Schrödinger’s patriarchy

giuliakollmann

by giuliakollmann

Story

My experience of sexism in Germany is mostly made up of microaggressions, a fact for which I am thankful. I know this is not true for many others and that age, ethnicity, gender spectrum, sexual orientation or social standing play a role in the level of harassment people who are perceived by other as women face. However, I would dare say patriarchy here feels less oppressive.

Should one feel thankful for a little less oppression? In Germany, it’s the little things.

A headhunter once called me about an opportunity at a consulting company. He explained that the job was not suitable for a woman with young children, as it would require a great deal of travel. The thought of a female parent having childcaring arrangements that allowed them an international career simply did not cross his mind.

A colleague I dearly like simply assumed that I had moved to Berlin because I had married a German. “The Austrian name is my grandfather’s heritage.” The following surprise is about the circumstances: that it was all triggered by me, my studies, my job opportunities. A man that accepts starting anew to support a woman’s ambition, the woman as someone who bestows rights upon a man: freedom of movement, new citizenship. Still strange at the dinner table.

All little drops in the ocean of sexism I navigated throughout my first decades living and working in Rio de Janeiro. In Germany, I never felt I was being treated in a gendered way in the workplace, and this had not been true for even a minute when I worked in Brazil.

Never since moving to Berlin have I heard again in a meeting where I was the only woman present that I had finally arrived to perfume and embellish the room.

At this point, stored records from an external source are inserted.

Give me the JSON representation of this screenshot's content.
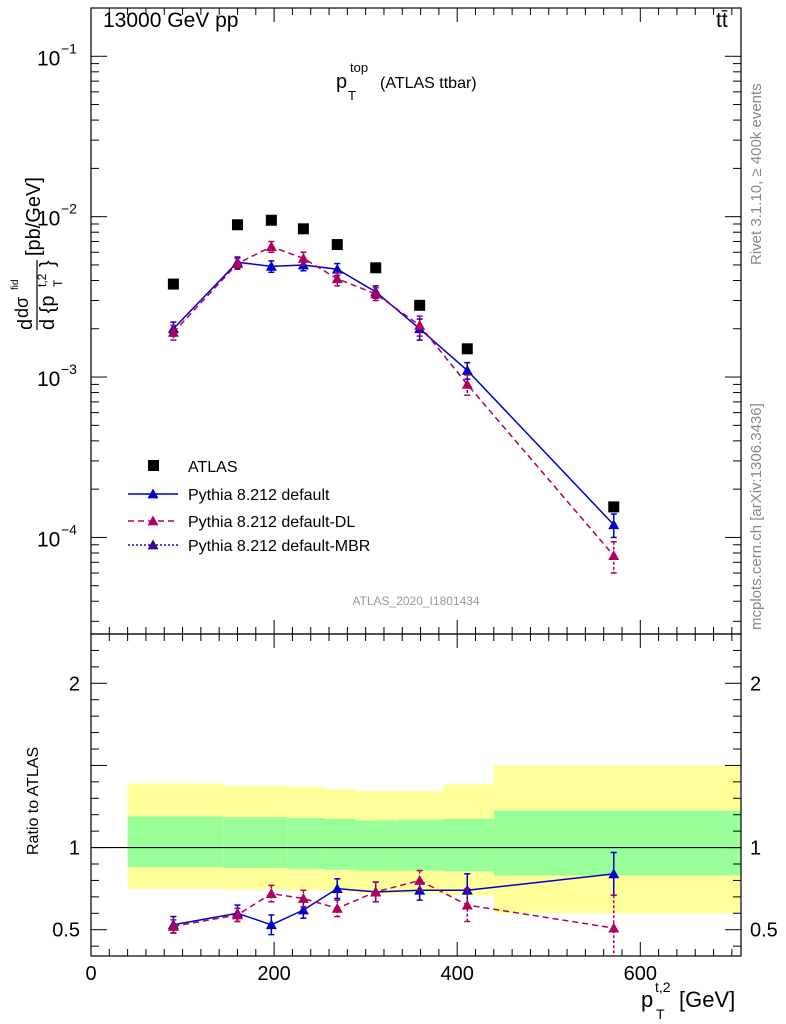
{
  "header": {
    "left": "13000 GeV pp",
    "right": "tt̄",
    "side_top": "Rivet 3.1.10, ≥ 400k events",
    "side_bottom": "mcplots.cern.ch [arXiv:1306.3436]",
    "watermark": "ATLAS_2020_I1801434"
  },
  "chart_data": {
    "type": "scatter",
    "title": "p_T^top (ATLAS ttbar)",
    "title_main": "p",
    "title_sub": "T",
    "title_sup": "top",
    "title_rest": "(ATLAS ttbar)",
    "xlabel": "p_T^{t,2} [GeV]",
    "xlabel_main": "p",
    "xlabel_sub": "T",
    "xlabel_sup": "t,2",
    "xlabel_unit": "[GeV]",
    "ylabel": "d dσ^fid / d {p_T^t,2} [pb/GeV]",
    "xlim": [
      0,
      710
    ],
    "xticks": [
      0,
      200,
      400,
      600
    ],
    "top_panel": {
      "yscale": "log",
      "ylim": [
        2.5e-05,
        0.2
      ],
      "yticks": [
        {
          "value": 0.1,
          "mant": "10",
          "exp": "−1"
        },
        {
          "value": 0.01,
          "mant": "10",
          "exp": "−2"
        },
        {
          "value": 0.001,
          "mant": "10",
          "exp": "−3"
        },
        {
          "value": 0.0001,
          "mant": "10",
          "exp": "−4"
        }
      ],
      "x": [
        90,
        160,
        197,
        232,
        269,
        311,
        359,
        411,
        571
      ],
      "series": [
        {
          "name": "ATLAS",
          "marker": "square",
          "color": "#000000",
          "dash": "",
          "values": [
            0.0038,
            0.0089,
            0.0095,
            0.0084,
            0.0067,
            0.0048,
            0.0028,
            0.0015,
            0.000155
          ],
          "err": [
            0,
            0,
            0,
            0,
            0,
            0,
            0,
            0,
            0
          ]
        },
        {
          "name": "Pythia 8.212 default",
          "marker": "triangle",
          "color": "#0000cc",
          "dash": "",
          "values": [
            0.002,
            0.0052,
            0.0049,
            0.005,
            0.0047,
            0.0034,
            0.002,
            0.0011,
            0.00012
          ],
          "err": [
            0.0002,
            0.0004,
            0.0004,
            0.0004,
            0.0004,
            0.0003,
            0.0003,
            0.00013,
            2e-05
          ]
        },
        {
          "name": "Pythia 8.212 default-DL",
          "marker": "triangle",
          "color": "#b0005f",
          "dash": "6,4",
          "values": [
            0.0019,
            0.0051,
            0.0065,
            0.0055,
            0.0041,
            0.0033,
            0.0021,
            0.0009,
            7.7e-05
          ],
          "err": [
            0.0002,
            0.0004,
            0.0005,
            0.0005,
            0.0004,
            0.0003,
            0.0003,
            0.00013,
            1.7e-05
          ]
        },
        {
          "name": "Pythia 8.212 default-MBR",
          "marker": "triangle",
          "color": "#3a0099",
          "dash": "2,2",
          "values": [],
          "err": []
        }
      ]
    },
    "ratio_panel": {
      "ylabel": "Ratio to ATLAS",
      "yscale": "linear",
      "ylim": [
        0.34,
        2.3
      ],
      "yticks": [
        0.5,
        1,
        2
      ],
      "ytick_labels": [
        "0.5",
        "1",
        "2"
      ],
      "band_edges": [
        40,
        145,
        215,
        255,
        290,
        335,
        385,
        440,
        710
      ],
      "inner_band": {
        "color": "#99ff99",
        "lo": [
          0.88,
          0.875,
          0.87,
          0.865,
          0.86,
          0.86,
          0.855,
          0.83,
          0.825
        ],
        "hi": [
          1.19,
          1.185,
          1.18,
          1.175,
          1.165,
          1.17,
          1.175,
          1.225,
          1.27
        ]
      },
      "outer_band": {
        "color": "#ffff99",
        "lo": [
          0.75,
          0.745,
          0.74,
          0.73,
          0.72,
          0.72,
          0.71,
          0.6,
          0.6
        ],
        "hi": [
          1.39,
          1.375,
          1.37,
          1.355,
          1.345,
          1.345,
          1.385,
          1.5,
          1.51
        ]
      },
      "x": [
        90,
        160,
        197,
        232,
        269,
        311,
        359,
        411,
        571
      ],
      "series": [
        {
          "name": "Pythia 8.212 default",
          "color": "#0000cc",
          "dash": "",
          "values": [
            0.53,
            0.6,
            0.53,
            0.62,
            0.75,
            0.73,
            0.74,
            0.74,
            0.84
          ],
          "err": [
            0.05,
            0.05,
            0.06,
            0.05,
            0.06,
            0.06,
            0.06,
            0.1,
            0.13
          ]
        },
        {
          "name": "Pythia 8.212 default-DL",
          "color": "#b0005f",
          "dash": "6,4",
          "values": [
            0.52,
            0.59,
            0.72,
            0.69,
            0.63,
            0.73,
            0.8,
            0.65,
            0.51
          ],
          "err": [
            0.04,
            0.04,
            0.05,
            0.05,
            0.05,
            0.06,
            0.06,
            0.1,
            0.2
          ]
        }
      ]
    }
  }
}
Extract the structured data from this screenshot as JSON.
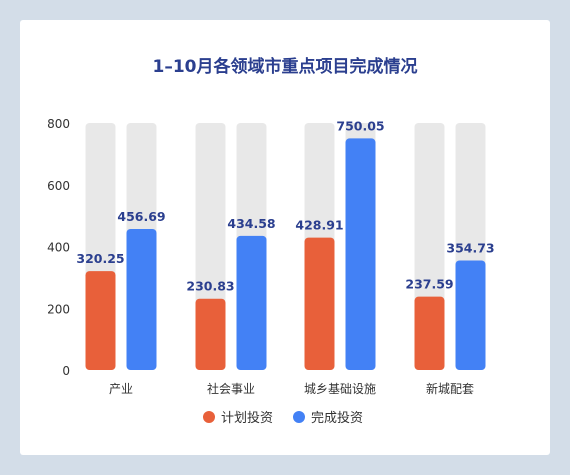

I have not once tapped that barrier where one just knows that the next promotion is not for them because it is not meant for a woman. I feel relieved that I don’t have to walk the unfair balancing line of remaining ambiguously available for sex, a simultaneous yes and no, a Schrödinger’s experiment in flirtation.

I know I am lucky with my circumstances in Germany. I work in a good place, where I see all genders working in flexible arrangements and being hired and promoted in equal proportions. I am aware that this is not the case in the whole country, and that women in Germany still take a hefty, lifetime pay cut in comparison to men when they have their first child, as they are the ones who will tend to slow their careers down to fall into the caregiver role. Mothers I know who work full time have had their share of subtle shaming by school teachers. Practicing Muslims face difficulty finding senior positions if they insist on wearing a veil. My whiteness perhaps spares me from the “fiery Brazilian woman” trope that I know others from my country hear around the world. I am older, and maybe the demands of strangers on my sexuality are also reduced.

But maybe Germany is, also, after all, a better place for women than my South American homeland. Not perfect; not final; not feminist. But better. And yes, I think I am thankful for better.